MANY of the 9,400 people who are seeking help in hospital A&E departments after self-harming have been drinking alcohol.
The number of these patients who have deliberately injured themselves peaks around midnight, and almost one-third are admitted on Sundays and Mondays.
The links to alcohol are also underlined by the increased number of self-harm patients who are treated in hospitals on public holidays.
The disturbing patterns have been confirmed in the newly published annual report of the National Registry of Deliberate Self-Harm.
One in every 162 girls aged 15-19 and one in every 188 men in their early 20s were treated in hospital last year for self harm.
Nearly one-in-five of these patients at hospitals in Dublin north and the north east of the country left before receiving medical advice.
Those who sought help in hospitals in the south were most likely to be looked after.
The report pointed out that assessment and management procedures of these vulnerable patients is variable and inconsistent around the country.
It showed that there were 12,010 incidents in 2012 involving 9,483 patients, a 2pc decrease on the rate in 2011.
But the rate last year was still 12pc higher than in 2007.
The proportion of people who have tried to self harm previously is on the rise and 118 of those treated had injured themselves on at least five occasions.
Another 24 had self-harmed on 10 previous occasions.
The report said self-cutting was associated with an increased level of repetition.

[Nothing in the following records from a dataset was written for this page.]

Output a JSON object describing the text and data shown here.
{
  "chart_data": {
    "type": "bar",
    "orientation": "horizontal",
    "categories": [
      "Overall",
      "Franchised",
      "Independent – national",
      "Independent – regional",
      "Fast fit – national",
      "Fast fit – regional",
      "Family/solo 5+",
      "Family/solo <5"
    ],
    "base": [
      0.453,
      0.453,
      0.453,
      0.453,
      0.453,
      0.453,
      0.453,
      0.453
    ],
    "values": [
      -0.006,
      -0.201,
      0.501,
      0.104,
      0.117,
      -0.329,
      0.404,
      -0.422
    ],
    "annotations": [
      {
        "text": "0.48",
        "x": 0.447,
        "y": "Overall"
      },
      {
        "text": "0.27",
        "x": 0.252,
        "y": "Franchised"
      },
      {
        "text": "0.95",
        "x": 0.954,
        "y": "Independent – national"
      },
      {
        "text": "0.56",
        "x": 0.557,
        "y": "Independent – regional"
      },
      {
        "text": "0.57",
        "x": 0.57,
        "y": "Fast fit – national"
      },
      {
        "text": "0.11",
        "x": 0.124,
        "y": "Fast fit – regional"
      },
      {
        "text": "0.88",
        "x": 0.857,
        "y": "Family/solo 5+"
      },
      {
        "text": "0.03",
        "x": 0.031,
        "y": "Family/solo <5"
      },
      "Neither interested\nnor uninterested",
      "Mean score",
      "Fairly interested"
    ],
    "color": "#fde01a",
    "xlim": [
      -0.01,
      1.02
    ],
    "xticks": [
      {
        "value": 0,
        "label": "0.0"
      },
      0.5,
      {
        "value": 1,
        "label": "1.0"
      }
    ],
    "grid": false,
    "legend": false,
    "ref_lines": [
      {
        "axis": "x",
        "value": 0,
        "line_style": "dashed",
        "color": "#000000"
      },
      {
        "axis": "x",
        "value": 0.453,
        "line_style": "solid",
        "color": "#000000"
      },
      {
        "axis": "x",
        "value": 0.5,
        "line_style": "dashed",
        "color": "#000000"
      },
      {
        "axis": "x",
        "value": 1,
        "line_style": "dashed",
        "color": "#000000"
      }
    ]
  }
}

Eve Griffin, one of the lead researchers, said the rate of self-harm among men had increased by 20pc since 2007 and gone up 6pc for women.
“The rate is higher for women but the gap between the genders is narrowing from 37pc in 2004-2005 to 17pc last year.

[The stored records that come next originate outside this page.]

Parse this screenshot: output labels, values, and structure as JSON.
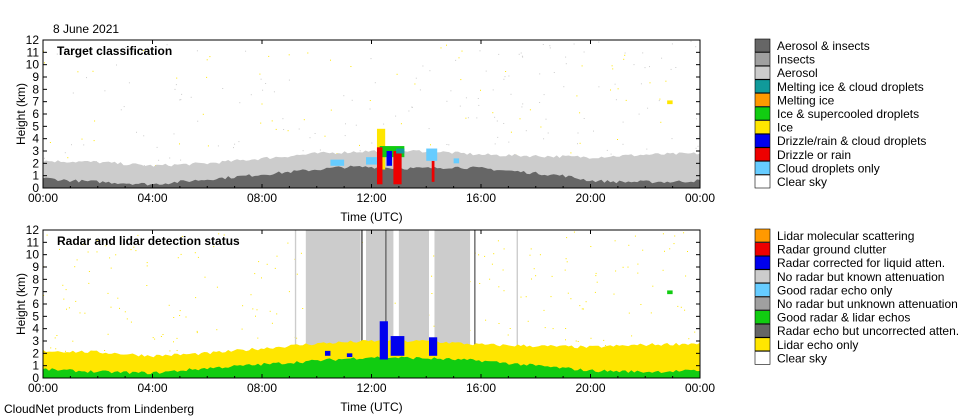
{
  "date_label": "8 June 2021",
  "footer": "CloudNet products from Lindenberg",
  "colors": {
    "aerosol_insects": "#666666",
    "insects": "#a0a0a0",
    "aerosol": "#cccccc",
    "melting_ice_cloud": "#109a9a",
    "melting_ice": "#ff9900",
    "ice_supercooled": "#11cc11",
    "ice": "#ffe600",
    "drizzle_cloud": "#0000ee",
    "drizzle_rain": "#ee0000",
    "cloud_droplets": "#66ccff",
    "clear_sky": "#ffffff",
    "lidar_molecular": "#ff9900",
    "radar_clutter": "#ee0000",
    "radar_corrected": "#0000ee",
    "no_radar_known": "#cccccc",
    "good_radar_only": "#66ccff",
    "no_radar_unknown": "#a0a0a0",
    "good_radar_lidar": "#11cc11",
    "radar_uncorrected": "#666666",
    "lidar_only": "#ffe600"
  },
  "chart_data": [
    {
      "type": "heatmap",
      "title": "Target classification",
      "xlabel": "Time (UTC)",
      "ylabel": "Height (km)",
      "x_unit": "hours UTC",
      "xlim": [
        0,
        24
      ],
      "ylim": [
        0,
        12
      ],
      "x_ticks": [
        "00:00",
        "04:00",
        "08:00",
        "12:00",
        "16:00",
        "20:00",
        "00:00"
      ],
      "y_ticks": [
        "0",
        "1",
        "2",
        "3",
        "4",
        "5",
        "6",
        "7",
        "8",
        "9",
        "10",
        "11",
        "12"
      ],
      "legend": {
        "placement": "right",
        "entries": [
          {
            "label": "Aerosol & insects",
            "color": "#666666"
          },
          {
            "label": "Insects",
            "color": "#a0a0a0"
          },
          {
            "label": "Aerosol",
            "color": "#cccccc"
          },
          {
            "label": "Melting ice & cloud droplets",
            "color": "#109a9a"
          },
          {
            "label": "Melting ice",
            "color": "#ff9900"
          },
          {
            "label": "Ice & supercooled droplets",
            "color": "#11cc11"
          },
          {
            "label": "Ice",
            "color": "#ffe600"
          },
          {
            "label": "Drizzle/rain & cloud droplets",
            "color": "#0000ee"
          },
          {
            "label": "Drizzle or rain",
            "color": "#ee0000"
          },
          {
            "label": "Cloud droplets only",
            "color": "#66ccff"
          },
          {
            "label": "Clear sky",
            "color": "#ffffff"
          }
        ]
      },
      "layers": [
        {
          "class": "Aerosol",
          "color": "#cccccc",
          "t": [
            0,
            2,
            4,
            6,
            8,
            10,
            12,
            14,
            16,
            18,
            20,
            22,
            24
          ],
          "base_km": [
            0,
            0,
            0,
            0,
            0,
            0,
            0,
            0,
            0,
            0,
            0,
            0,
            0
          ],
          "top_km": [
            2.2,
            2.1,
            1.8,
            2.0,
            2.4,
            2.8,
            3.0,
            3.0,
            2.7,
            2.6,
            2.5,
            2.7,
            2.8
          ]
        },
        {
          "class": "Aerosol & insects",
          "color": "#666666",
          "t": [
            0,
            1,
            2,
            3,
            4,
            5,
            6,
            7,
            8,
            9,
            10,
            11,
            12,
            13,
            14,
            15,
            16,
            17,
            18,
            19,
            20,
            21,
            22,
            23,
            24
          ],
          "base_km": [
            0,
            0,
            0,
            0,
            0,
            0,
            0,
            0,
            0,
            0,
            0,
            0,
            0,
            0,
            0,
            0,
            0,
            0,
            0,
            0,
            0,
            0,
            0,
            0,
            0
          ],
          "top_km": [
            0.8,
            0.6,
            0.5,
            0.4,
            0.3,
            0.5,
            0.7,
            0.9,
            1.1,
            1.3,
            1.5,
            1.7,
            1.7,
            1.6,
            1.6,
            1.7,
            1.6,
            1.4,
            1.2,
            1.0,
            0.6,
            0.5,
            0.5,
            0.5,
            0.6
          ]
        }
      ],
      "features": [
        {
          "class": "Ice",
          "color": "#ffe600",
          "t0": 12.2,
          "t1": 12.5,
          "base_km": 1.5,
          "top_km": 4.8
        },
        {
          "class": "Ice & supercooled droplets",
          "color": "#11cc11",
          "t0": 12.3,
          "t1": 13.2,
          "base_km": 2.5,
          "top_km": 3.4
        },
        {
          "class": "Drizzle or rain",
          "color": "#ee0000",
          "t0": 12.2,
          "t1": 12.4,
          "base_km": 0.3,
          "top_km": 3.3
        },
        {
          "class": "Drizzle or rain",
          "color": "#ee0000",
          "t0": 12.8,
          "t1": 13.1,
          "base_km": 0.3,
          "top_km": 3.0
        },
        {
          "class": "Drizzle or rain",
          "color": "#ee0000",
          "t0": 14.2,
          "t1": 14.3,
          "base_km": 0.5,
          "top_km": 2.2
        },
        {
          "class": "Drizzle/rain & cloud droplets",
          "color": "#0000ee",
          "t0": 12.55,
          "t1": 12.75,
          "base_km": 1.8,
          "top_km": 3.0
        },
        {
          "class": "Melting ice & cloud droplets",
          "color": "#109a9a",
          "t0": 12.9,
          "t1": 13.2,
          "base_km": 2.8,
          "top_km": 3.2
        },
        {
          "class": "Cloud droplets only",
          "color": "#66ccff",
          "t0": 10.5,
          "t1": 11.0,
          "base_km": 1.8,
          "top_km": 2.3
        },
        {
          "class": "Cloud droplets only",
          "color": "#66ccff",
          "t0": 11.8,
          "t1": 12.2,
          "base_km": 1.9,
          "top_km": 2.5
        },
        {
          "class": "Cloud droplets only",
          "color": "#66ccff",
          "t0": 14.0,
          "t1": 14.4,
          "base_km": 2.2,
          "top_km": 3.2
        },
        {
          "class": "Cloud droplets only",
          "color": "#66ccff",
          "t0": 15.0,
          "t1": 15.2,
          "base_km": 2.0,
          "top_km": 2.4
        },
        {
          "class": "Ice",
          "color": "#ffe600",
          "t0": 22.8,
          "t1": 23.0,
          "base_km": 6.8,
          "top_km": 7.1
        }
      ]
    },
    {
      "type": "heatmap",
      "title": "Radar and lidar detection status",
      "xlabel": "Time (UTC)",
      "ylabel": "Height (km)",
      "x_unit": "hours UTC",
      "xlim": [
        0,
        24
      ],
      "ylim": [
        0,
        12
      ],
      "x_ticks": [
        "00:00",
        "04:00",
        "08:00",
        "12:00",
        "16:00",
        "20:00",
        "00:00"
      ],
      "y_ticks": [
        "0",
        "1",
        "2",
        "3",
        "4",
        "5",
        "6",
        "7",
        "8",
        "9",
        "10",
        "11",
        "12"
      ],
      "legend": {
        "placement": "right",
        "entries": [
          {
            "label": "Lidar molecular scattering",
            "color": "#ff9900"
          },
          {
            "label": "Radar ground clutter",
            "color": "#ee0000"
          },
          {
            "label": "Radar corrected for liquid atten.",
            "color": "#0000ee"
          },
          {
            "label": "No radar but known attenuation",
            "color": "#cccccc"
          },
          {
            "label": "Good radar echo only",
            "color": "#66ccff"
          },
          {
            "label": "No radar but unknown attenuation",
            "color": "#a0a0a0"
          },
          {
            "label": "Good radar & lidar echos",
            "color": "#11cc11"
          },
          {
            "label": "Radar echo but uncorrected atten.",
            "color": "#666666"
          },
          {
            "label": "Lidar echo only",
            "color": "#ffe600"
          },
          {
            "label": "Clear sky",
            "color": "#ffffff"
          }
        ]
      },
      "layers": [
        {
          "class": "Lidar echo only",
          "color": "#ffe600",
          "t": [
            0,
            2,
            4,
            6,
            8,
            10,
            12,
            14,
            16,
            18,
            20,
            22,
            24
          ],
          "base_km": [
            0,
            0,
            0,
            0,
            0,
            0,
            0,
            0,
            0,
            0,
            0,
            0,
            0
          ],
          "top_km": [
            2.2,
            2.1,
            1.8,
            2.0,
            2.4,
            2.8,
            3.0,
            3.0,
            2.7,
            2.6,
            2.5,
            2.7,
            2.8
          ]
        },
        {
          "class": "Good radar & lidar echos",
          "color": "#11cc11",
          "t": [
            0,
            2,
            4,
            6,
            8,
            10,
            12,
            14,
            16,
            18,
            20,
            22,
            24
          ],
          "base_km": [
            0,
            0,
            0,
            0,
            0,
            0,
            0,
            0,
            0,
            0,
            0,
            0,
            0
          ],
          "top_km": [
            0.7,
            0.5,
            0.4,
            0.8,
            1.1,
            1.4,
            1.7,
            1.6,
            1.4,
            1.0,
            0.6,
            0.5,
            0.6
          ]
        }
      ],
      "bands": [
        {
          "class": "No radar but known attenuation",
          "color": "#cccccc",
          "t0": 9.6,
          "t1": 11.6
        },
        {
          "class": "No radar but known attenuation",
          "color": "#cccccc",
          "t0": 11.8,
          "t1": 12.8
        },
        {
          "class": "No radar but known attenuation",
          "color": "#cccccc",
          "t0": 13.0,
          "t1": 14.1
        },
        {
          "class": "No radar but known attenuation",
          "color": "#cccccc",
          "t0": 14.3,
          "t1": 15.6
        },
        {
          "class": "No radar but known attenuation",
          "color": "#cccccc",
          "t0": 9.2,
          "t1": 9.25
        },
        {
          "class": "No radar but known attenuation",
          "color": "#cccccc",
          "t0": 17.3,
          "t1": 17.35
        },
        {
          "class": "Radar echo but uncorrected atten.",
          "color": "#666666",
          "t0": 11.62,
          "t1": 11.68
        },
        {
          "class": "Radar echo but uncorrected atten.",
          "color": "#666666",
          "t0": 12.5,
          "t1": 12.55
        },
        {
          "class": "Radar echo but uncorrected atten.",
          "color": "#666666",
          "t0": 15.75,
          "t1": 15.8
        }
      ],
      "features": [
        {
          "class": "Radar corrected for liquid atten.",
          "color": "#0000ee",
          "t0": 10.3,
          "t1": 10.5,
          "base_km": 1.8,
          "top_km": 2.2
        },
        {
          "class": "Radar corrected for liquid atten.",
          "color": "#0000ee",
          "t0": 11.1,
          "t1": 11.3,
          "base_km": 1.7,
          "top_km": 2.0
        },
        {
          "class": "Radar corrected for liquid atten.",
          "color": "#0000ee",
          "t0": 12.3,
          "t1": 12.6,
          "base_km": 1.5,
          "top_km": 4.6
        },
        {
          "class": "Radar corrected for liquid atten.",
          "color": "#0000ee",
          "t0": 12.7,
          "t1": 13.2,
          "base_km": 1.8,
          "top_km": 3.4
        },
        {
          "class": "Radar corrected for liquid atten.",
          "color": "#0000ee",
          "t0": 14.1,
          "t1": 14.4,
          "base_km": 1.8,
          "top_km": 3.3
        },
        {
          "class": "Good radar & lidar echos",
          "color": "#11cc11",
          "t0": 22.8,
          "t1": 23.0,
          "base_km": 6.8,
          "top_km": 7.1
        }
      ]
    }
  ]
}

“The male rate varied from 107 per 100,000 in Galway county to 469 per 100,000 in Limerick city.
“For women, it was lowest in Monaghan and highest in Limerick city. High rates were also seen among men in Louth and Kerry and for women living in south Dublin,” she added.
Drug overdose was the most common method of self-harm, particularly among women.
Minor tranquillisers and medicines containing paracetamol and anti-depressants or mood stabilisers were widely used.
The number of patients who tried to hang themselves was at the highest yet at 776 and 75pc higher than in 2007.
The report pointed to the growing evidence showing the success of community-based self-harm and suicide prevention programmes.
It called for careful monitoring by doctors of minor tranquillisers, which were the most common type of medication involved in cases of intentional overdose.
It warned that given the high risk of subsequent suicide among people using highly lethal methods of self-harm, suicide risk assessment combined with psychiatric and psychosocial assessment should be standard care when these patients present at A&E.